Sakarya Barosu Çocuk Hakları Merkezi Başkanı Avukat Elif Erdem Düzgün, Sakarya’da Çocuk İzleme Merkezi’nin kurulamamasının mağdur çocukların daha fazla mağdur olmasına neden olduğunu söyledi.
Düzgün 20 Kasım Dünya Çocuk Hakları dolayısı ile yaptığı açıklamada, çocukların uğradığı hak ihlallerine karşı mücadele verdiklerini belirterek, Sakarya’da bir ‘Çocuk İzlem Merkezi’ kurulması için sivil toplum örgütleri ve derneklerle görüştüklerini vurguladı. Yaptıkları çalışmalar sonucunda il yöneticileri tarafından bu merkezin açılması ile ilgili söz almış olmalarına rağmen merkezin hala açılamamış olmasından dolayı üzüldüklerini söyledi.
En kısa zamanda Sakarya’da Çocuk İzlem Merkezi kurulmasının, mağdur çocukların daha fazla mağdur olmaması için önemli olduğunu ifade eden Düzgün, Sakarya’da mülteci sıfatını alamamış, 'sığınmacı' adı altında bir çok haktan mahrum göçmen çocuklar bulunduğuna dikkat çekti. Düzgün şunları kaydetti: “Suriye’deki iç savaş nedeniyle yaşanan kitlesel göçlerde, ülkemizdeki göç yönetimi ve yasadışı göçle mücadeledeki yetersizliklerden en fazla yara alan kesimin çocuklar olduğu, bu süreçte çocukların yaşama ve korunma haklarının ağır bir şekilde ihlal edildiği görülmektedir. Yasal kapsamda yaşama, sağlık, eğitim ve barınma haklarına ilişkin düzenlemeler mevcut olmakla birlikte, göç yönetimindeki idari yetersizlikler ve altyapı sorunları nedeniyle sığınmacı ve mülteci çocuklar yasaların sağladığı bu haklara erişememektedir.”

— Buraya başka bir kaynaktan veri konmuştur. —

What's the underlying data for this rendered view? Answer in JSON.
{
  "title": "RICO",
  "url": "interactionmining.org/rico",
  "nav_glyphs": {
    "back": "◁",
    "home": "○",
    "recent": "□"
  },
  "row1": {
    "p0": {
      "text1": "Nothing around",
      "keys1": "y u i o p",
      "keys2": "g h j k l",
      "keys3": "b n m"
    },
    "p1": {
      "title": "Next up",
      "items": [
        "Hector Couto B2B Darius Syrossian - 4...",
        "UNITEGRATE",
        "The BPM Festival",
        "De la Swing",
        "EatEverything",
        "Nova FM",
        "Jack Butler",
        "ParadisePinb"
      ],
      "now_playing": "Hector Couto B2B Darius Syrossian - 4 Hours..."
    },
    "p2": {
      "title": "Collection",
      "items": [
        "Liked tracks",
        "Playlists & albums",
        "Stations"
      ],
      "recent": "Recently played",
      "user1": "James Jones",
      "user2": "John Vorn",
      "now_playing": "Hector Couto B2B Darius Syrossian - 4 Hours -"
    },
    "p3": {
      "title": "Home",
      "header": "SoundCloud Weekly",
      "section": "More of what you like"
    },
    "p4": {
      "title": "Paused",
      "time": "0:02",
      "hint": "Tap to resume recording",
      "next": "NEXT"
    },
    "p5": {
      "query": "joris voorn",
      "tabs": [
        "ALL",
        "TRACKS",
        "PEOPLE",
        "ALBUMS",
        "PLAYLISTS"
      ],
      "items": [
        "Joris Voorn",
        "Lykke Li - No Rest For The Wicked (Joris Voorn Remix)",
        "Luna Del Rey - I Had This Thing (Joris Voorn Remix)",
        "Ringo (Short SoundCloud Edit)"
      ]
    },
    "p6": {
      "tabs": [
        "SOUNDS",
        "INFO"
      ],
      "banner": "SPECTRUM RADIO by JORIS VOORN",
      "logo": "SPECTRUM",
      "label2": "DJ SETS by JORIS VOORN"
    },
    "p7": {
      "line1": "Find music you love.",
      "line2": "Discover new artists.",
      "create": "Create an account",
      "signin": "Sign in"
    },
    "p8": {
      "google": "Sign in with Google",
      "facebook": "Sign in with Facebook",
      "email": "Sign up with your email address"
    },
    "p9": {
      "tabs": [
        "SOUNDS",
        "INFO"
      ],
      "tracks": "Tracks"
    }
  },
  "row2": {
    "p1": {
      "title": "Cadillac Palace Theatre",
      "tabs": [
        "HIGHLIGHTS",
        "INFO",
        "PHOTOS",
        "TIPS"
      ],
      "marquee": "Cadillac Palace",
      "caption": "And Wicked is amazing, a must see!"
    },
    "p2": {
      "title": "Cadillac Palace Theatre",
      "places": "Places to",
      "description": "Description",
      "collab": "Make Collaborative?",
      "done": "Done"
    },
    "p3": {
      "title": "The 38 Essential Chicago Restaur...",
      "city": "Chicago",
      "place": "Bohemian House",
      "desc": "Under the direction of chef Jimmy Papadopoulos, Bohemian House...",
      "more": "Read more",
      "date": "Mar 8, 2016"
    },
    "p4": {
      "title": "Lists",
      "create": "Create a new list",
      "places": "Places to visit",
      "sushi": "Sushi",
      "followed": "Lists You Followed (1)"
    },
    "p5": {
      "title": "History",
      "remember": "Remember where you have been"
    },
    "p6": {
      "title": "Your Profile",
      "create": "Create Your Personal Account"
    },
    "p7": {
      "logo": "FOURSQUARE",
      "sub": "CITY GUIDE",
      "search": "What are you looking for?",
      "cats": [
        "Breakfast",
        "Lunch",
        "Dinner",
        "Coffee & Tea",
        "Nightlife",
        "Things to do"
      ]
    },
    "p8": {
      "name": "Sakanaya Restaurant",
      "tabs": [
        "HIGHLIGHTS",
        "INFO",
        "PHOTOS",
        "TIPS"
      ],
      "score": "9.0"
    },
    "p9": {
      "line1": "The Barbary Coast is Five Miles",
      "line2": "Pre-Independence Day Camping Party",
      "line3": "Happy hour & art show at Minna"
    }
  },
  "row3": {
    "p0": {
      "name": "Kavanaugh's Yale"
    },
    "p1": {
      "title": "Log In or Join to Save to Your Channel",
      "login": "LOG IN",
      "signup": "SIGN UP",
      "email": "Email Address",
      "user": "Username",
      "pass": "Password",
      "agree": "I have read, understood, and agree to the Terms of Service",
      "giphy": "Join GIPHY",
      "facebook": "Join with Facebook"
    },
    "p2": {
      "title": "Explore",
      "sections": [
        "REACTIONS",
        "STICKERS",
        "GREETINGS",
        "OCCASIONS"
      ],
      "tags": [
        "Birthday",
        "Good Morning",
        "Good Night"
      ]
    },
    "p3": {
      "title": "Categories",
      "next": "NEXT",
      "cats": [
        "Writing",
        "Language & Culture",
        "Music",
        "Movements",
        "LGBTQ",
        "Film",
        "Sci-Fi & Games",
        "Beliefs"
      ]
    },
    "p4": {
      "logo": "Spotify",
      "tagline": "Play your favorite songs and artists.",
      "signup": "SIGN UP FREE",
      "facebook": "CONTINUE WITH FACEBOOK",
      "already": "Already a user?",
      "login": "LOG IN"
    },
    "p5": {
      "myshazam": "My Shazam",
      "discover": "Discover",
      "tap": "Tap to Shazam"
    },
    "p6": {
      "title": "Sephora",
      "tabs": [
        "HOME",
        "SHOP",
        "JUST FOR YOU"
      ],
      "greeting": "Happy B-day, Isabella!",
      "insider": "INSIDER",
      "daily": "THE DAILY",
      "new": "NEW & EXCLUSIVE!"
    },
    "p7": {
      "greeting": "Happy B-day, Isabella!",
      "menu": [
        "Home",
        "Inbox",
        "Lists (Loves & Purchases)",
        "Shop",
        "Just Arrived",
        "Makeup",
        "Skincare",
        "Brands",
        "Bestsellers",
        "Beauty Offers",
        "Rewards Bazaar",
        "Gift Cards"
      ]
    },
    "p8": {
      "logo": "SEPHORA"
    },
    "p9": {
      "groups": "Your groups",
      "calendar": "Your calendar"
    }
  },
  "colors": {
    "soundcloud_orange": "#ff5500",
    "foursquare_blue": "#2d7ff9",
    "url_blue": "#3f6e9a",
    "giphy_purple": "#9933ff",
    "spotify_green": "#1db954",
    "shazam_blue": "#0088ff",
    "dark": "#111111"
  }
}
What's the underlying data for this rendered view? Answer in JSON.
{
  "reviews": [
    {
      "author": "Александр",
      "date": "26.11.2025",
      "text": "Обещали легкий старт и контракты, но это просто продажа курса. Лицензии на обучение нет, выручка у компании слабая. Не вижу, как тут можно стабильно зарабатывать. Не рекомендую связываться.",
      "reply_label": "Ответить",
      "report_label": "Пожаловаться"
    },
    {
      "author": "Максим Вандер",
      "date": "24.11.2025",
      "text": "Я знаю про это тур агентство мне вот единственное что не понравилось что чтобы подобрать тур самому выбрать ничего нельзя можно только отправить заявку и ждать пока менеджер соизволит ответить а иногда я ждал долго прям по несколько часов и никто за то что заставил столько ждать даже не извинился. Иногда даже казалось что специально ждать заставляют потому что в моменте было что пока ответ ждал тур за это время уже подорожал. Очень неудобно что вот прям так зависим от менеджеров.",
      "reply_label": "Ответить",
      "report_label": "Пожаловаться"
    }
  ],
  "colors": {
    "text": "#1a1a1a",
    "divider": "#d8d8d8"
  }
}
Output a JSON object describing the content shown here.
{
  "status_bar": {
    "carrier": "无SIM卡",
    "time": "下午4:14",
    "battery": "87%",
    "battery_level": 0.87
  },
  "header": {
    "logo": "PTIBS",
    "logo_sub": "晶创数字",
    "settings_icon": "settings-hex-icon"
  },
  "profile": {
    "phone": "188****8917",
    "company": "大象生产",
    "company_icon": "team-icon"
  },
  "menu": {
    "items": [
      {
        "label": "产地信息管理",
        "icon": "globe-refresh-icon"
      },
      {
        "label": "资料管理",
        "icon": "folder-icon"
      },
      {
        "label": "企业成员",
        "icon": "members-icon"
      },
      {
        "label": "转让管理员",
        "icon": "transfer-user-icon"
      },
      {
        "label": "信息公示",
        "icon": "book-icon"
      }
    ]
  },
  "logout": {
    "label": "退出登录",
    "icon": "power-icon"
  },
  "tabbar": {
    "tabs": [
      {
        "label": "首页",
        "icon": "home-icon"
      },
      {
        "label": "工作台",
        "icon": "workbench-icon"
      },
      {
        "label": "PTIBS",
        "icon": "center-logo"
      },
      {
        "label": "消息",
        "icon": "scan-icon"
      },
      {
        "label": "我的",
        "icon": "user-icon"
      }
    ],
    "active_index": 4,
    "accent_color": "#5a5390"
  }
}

Uzun yıllardır, özellikle fiziksel ve cinsel olmak üzere çocuğa yönelik her türlü istismarın yaşandığı ve sık sık toplumda öfke uyandıran sorunlardan biri de çocuk cezaevleri olduğunu dile getiren Düzgün, açıklamasını şöyle sürdürdü: “Kapalı kurumların doğası gereği kendi şiddetini ürettiği yönündeki toplumsal gerçeklik karşısında, mevcut şartlarda cezaevleri ve tutukevlerinin öngörülen ‘iyileştirme’ amacını gerçekleştiremediği açıktır. Tutuklamanın bir cezalandırma ve infaz olarak kullanıldığı ceza adalet sistemi içerisinde, çocuğun özgürlüğünden yoksun bırakılmasının en son çare olarak kullanılması gerektiği yönündeki uluslararası ilkenin, çocuğa yönelik koruma ve önleme noktasında gerekli altyapıyı oluşturamamış ülkemizde özümsenmediği görülmektedir.”